To develop representative morphological subtypes for automatic classification, we further regrouped these 19 clusters according to morphological similarity and molecular functional characteristics, supported by evidence reported in the literature. The result is six subtypes: small globules, swollen globules, straight tubules, twisted tubules, branched tubules and loops. These subtypes provide useful indicators of specific cell conditions, and will be used as a basis for generating manually labeled mitochondria as training sets.

Small globules (Figure 1A) comprise the largest clusters in the clustering results. Swollen globules (Figure 1B) are in fact found as outliers in the clusters of small globules, since their number is too small to be distinguished by unsupervised clustering. But they are an important morphological subtype of mitochondria, suggested to represent dysfunctional mitochondria undergoing mitophagy by previous investigations [9]. Therefore, we separated swollen globules manually from the clusters of small globules using the mean plus 3 standard deviation of the area as a reference threshold to form another subtype.

Straight, twisted, and branched tubules were separated by unsupervised clustering into clusters of distinct lengths. However, we assumed that the difference in length only reflects different frequencies of fusion events but not different biological mechanisms of formation. Also, to the best of our knowledge, there is no report in the literature that explicitly distinguishes mitochondrial morphology by length. Thus length was excluded as a criterion to differentiate morphological subtypes. We merged five straight tubule clusters of distinct lengths (Figure 1D) into a single subtype, and similarly merged 3 clusters of twisted tubules (Figure 1E) and 5 clusters of branched tubules (Figure 1F). Twisted tubules have only three instead of five distinct lengths probably because longer twisted tubules have a higher chance to form branched tubules, and that tubules need to reach a certain length before they can become “twisted.” Mitochondria become twisted when they are not fully associated with microtubules, and portions of mitochondria not associated with microtubule motors will collide with water molecules and become twisted. It was observed from our time-lapse images (data not shown) that these twisted mitochondria are constantly moving. We consider only those mitochondria that exhibit these characteristics as “twisted tubules” but not those mildly curved ones.

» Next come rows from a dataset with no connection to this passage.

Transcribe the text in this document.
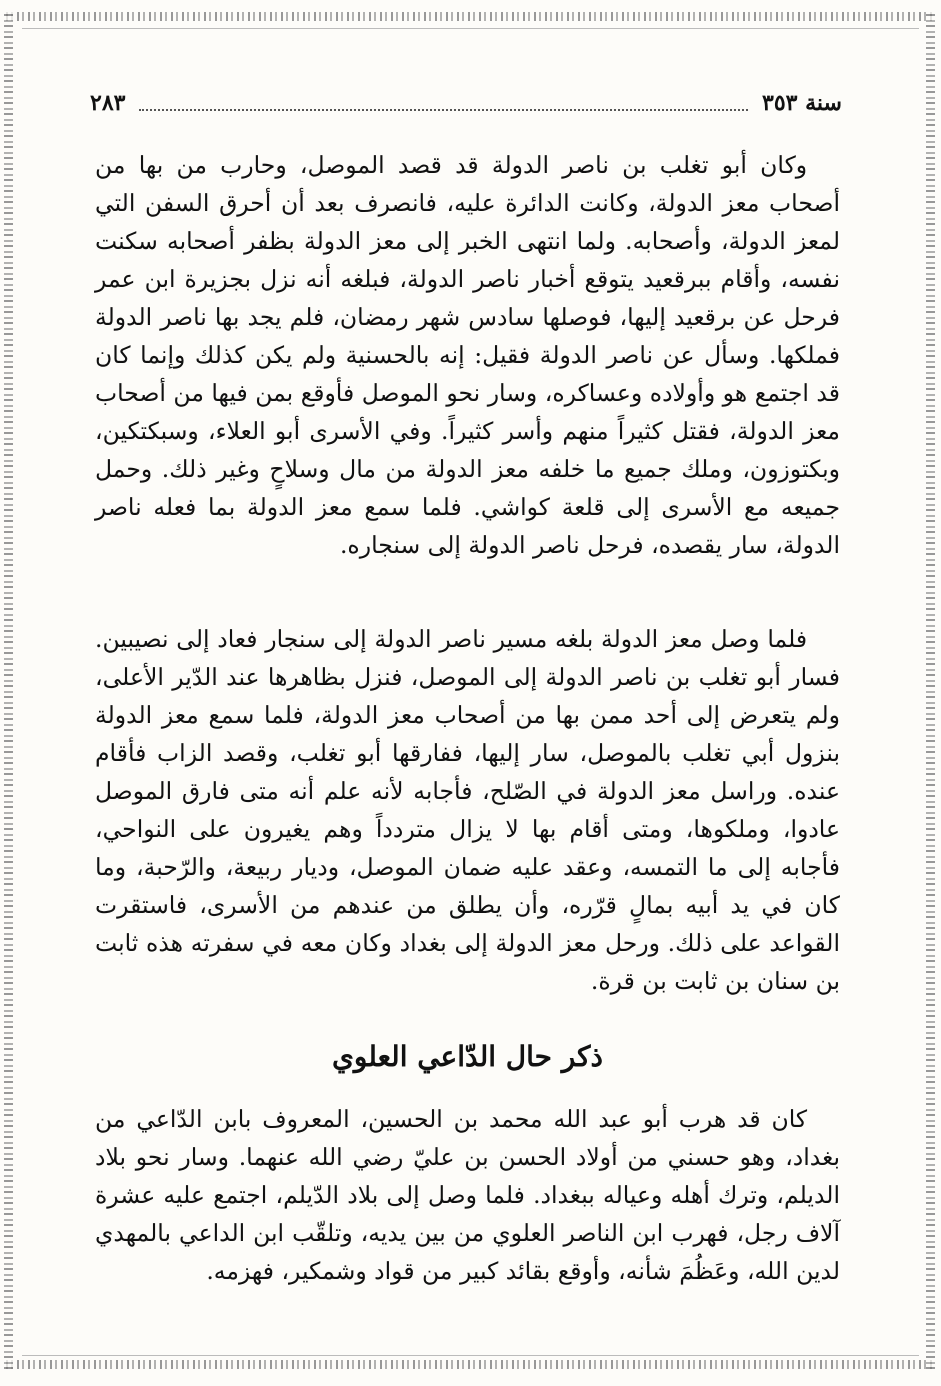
سنة ٣٥٣
٢٨٣

وكان أبو تغلب بن ناصر الدولة قد قصد الموصل، وحارب من بها من أصحاب معز الدولة، وكانت الدائرة عليه، فانصرف بعد أن أحرق السفن التي لمعز الدولة، وأصحابه. ولما انتهى الخبر إلى معز الدولة بظفر أصحابه سكنت نفسه، وأقام ببرقعيد يتوقع أخبار ناصر الدولة، فبلغه أنه نزل بجزيرة ابن عمر فرحل عن برقعيد إليها، فوصلها سادس شهر رمضان، فلم يجد بها ناصر الدولة فملكها. وسأل عن ناصر الدولة فقيل: إنه بالحسنية ولم يكن كذلك وإنما كان قد اجتمع هو وأولاده وعساكره، وسار نحو الموصل فأوقع بمن فيها من أصحاب معز الدولة، فقتل كثيراً منهم وأسر كثيراً. وفي الأسرى أبو العلاء، وسبكتكين، وبكتوزون، وملك جميع ما خلفه معز الدولة من مال وسلاحٍ وغير ذلك. وحمل جميعه مع الأسرى إلى قلعة كواشي. فلما سمع معز الدولة بما فعله ناصر الدولة، سار يقصده، فرحل ناصر الدولة إلى سنجاره.

فلما وصل معز الدولة بلغه مسير ناصر الدولة إلى سنجار فعاد إلى نصيبين. فسار أبو تغلب بن ناصر الدولة إلى الموصل، فنزل بظاهرها عند الدّير الأعلى، ولم يتعرض إلى أحد ممن بها من أصحاب معز الدولة، فلما سمع معز الدولة بنزول أبي تغلب بالموصل، سار إليها، ففارقها أبو تغلب، وقصد الزاب فأقام عنده. وراسل معز الدولة في الصّلح، فأجابه لأنه علم أنه متى فارق الموصل عادوا، وملكوها، ومتى أقام بها لا يزال متردداً وهم يغيرون على النواحي، فأجابه إلى ما التمسه، وعقد عليه ضمان الموصل، وديار ربيعة، والرّحبة، وما كان في يد أبيه بمالٍ قرّره، وأن يطلق من عندهم من الأسرى، فاستقرت القواعد على ذلك. ورحل معز الدولة إلى بغداد وكان معه في سفرته هذه ثابت بن سنان بن ثابت بن قرة.

ذكر حال الدّاعي العلوي

كان قد هرب أبو عبد الله محمد بن الحسين، المعروف بابن الدّاعي من بغداد، وهو حسني من أولاد الحسن بن عليّ رضي الله عنهما. وسار نحو بلاد الديلم، وترك أهله وعياله ببغداد. فلما وصل إلى بلاد الدّيلم، اجتمع عليه عشرة آلاف رجل، فهرب ابن الناصر العلوي من بين يديه، وتلقّب ابن الداعي بالمهدي لدين الله، وعَظُمَ شأنه، وأوقع بقائد كبير من قواد وشمكير، فهزمه.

Finally, we grouped “horseshoe” mitochondria with “donuts” into a single “loops” subtype (Figure 1C), since both of them maintain a much higher degree of stable curvature than twisted tubules. We observed that “horseshoe” mitochondria stably maintain a high degree of curvature, which would require extra force, e.g., inter-mitochondrial end-to-end fusion, to stabilize. In contrast, twisted mitochondria dynamically vibrate their ends due to collision with other molecules, e.g., water, which makes them appear twisted.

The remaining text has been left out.